Screen Ireland has submitted that the Broadcasting Authority of Ireland (BAI) Sound & Vision fund, which distributes about €12 million a year from licence fee receipts to television and radio producers, is “not responding to the urgent needs of the creative and audio-visual sector”.

Screen Ireland has questioned the wisdom of a body such as the BAI acting as both regulator and fund administrator

At present, only producers with commissions from free-to-air broadcasters can avail of the funds. Companies that wish to pitch to platforms such as Netflix cannot use it as a source of funding. Even if this changes in future, Screen Ireland has questioned the wisdom of a body such as the BAI acting as both regulator and fund administrator.

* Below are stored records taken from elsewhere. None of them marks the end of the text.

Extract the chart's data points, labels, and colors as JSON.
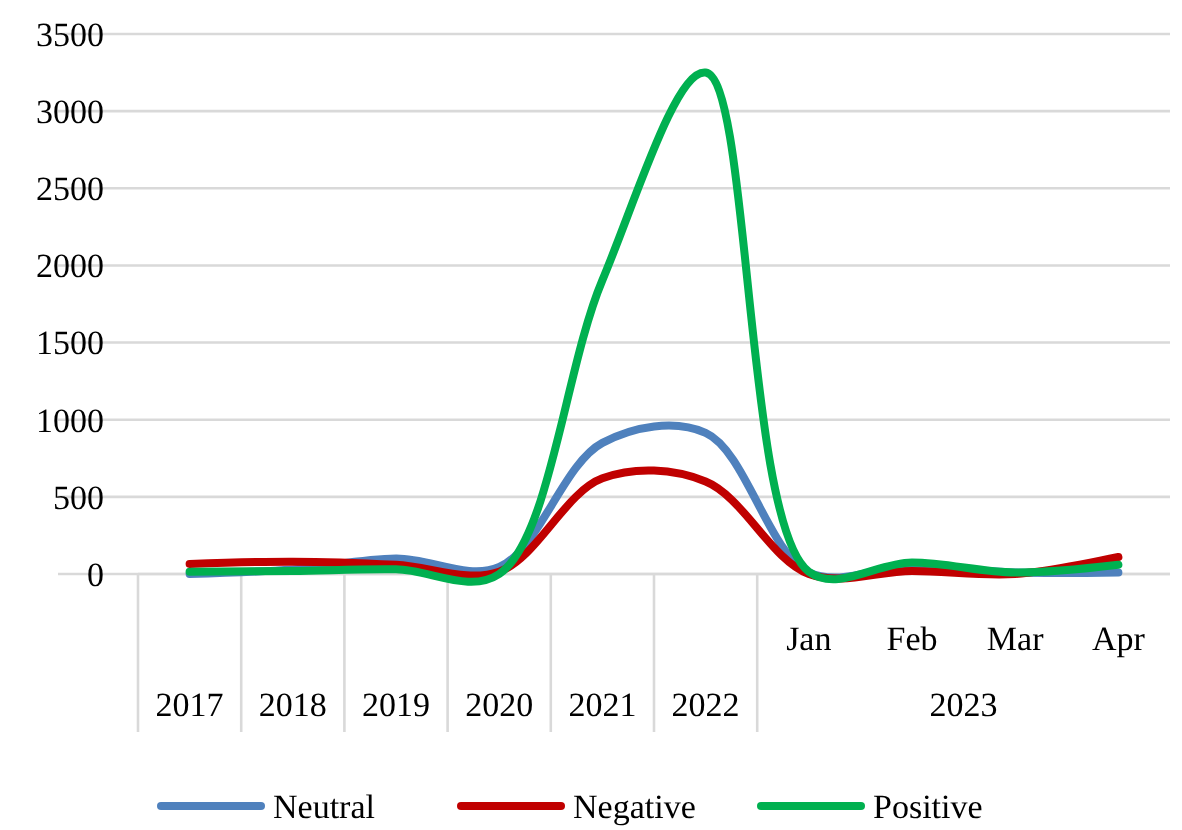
{
  "chart_data": {
    "type": "line",
    "categories": [
      "2017",
      "2018",
      "2019",
      "2020",
      "2021",
      "2022",
      "Jan",
      "Feb",
      "Mar",
      "Apr"
    ],
    "series": [
      {
        "name": "Neutral",
        "color": "#4f81bd",
        "values": [
          0,
          30,
          100,
          45,
          850,
          915,
          10,
          50,
          10,
          10
        ]
      },
      {
        "name": "Negative",
        "color": "#c00000",
        "values": [
          65,
          80,
          60,
          15,
          620,
          600,
          0,
          20,
          0,
          110
        ]
      },
      {
        "name": "Positive",
        "color": "#00b050",
        "values": [
          15,
          20,
          30,
          0,
          1905,
          3250,
          15,
          75,
          10,
          60
        ]
      }
    ],
    "ylim": [
      0,
      3500
    ],
    "yticks": [
      0,
      500,
      1000,
      1500,
      2000,
      2500,
      3000,
      3500
    ],
    "grid": "y",
    "legend": "bottom",
    "marker": "none",
    "line_style": "solid",
    "annotations": [
      "2023"
    ]
  }
}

“If the BAI do become the regulator of not only broadcasters in Ireland but also subscription video-on-demand services and user-generated content services, you have to ask yourself the question do they really have the headspace and time to be dealing with a production fund as well,” Mr Hickey said.

While there is much more the State can do to participate in the current boom in international audio-visual production, having come through a period that was “about survival” and little else, Mr Hickey said he was proud that the number of people working in the sector here doubled between 2008 and 2016.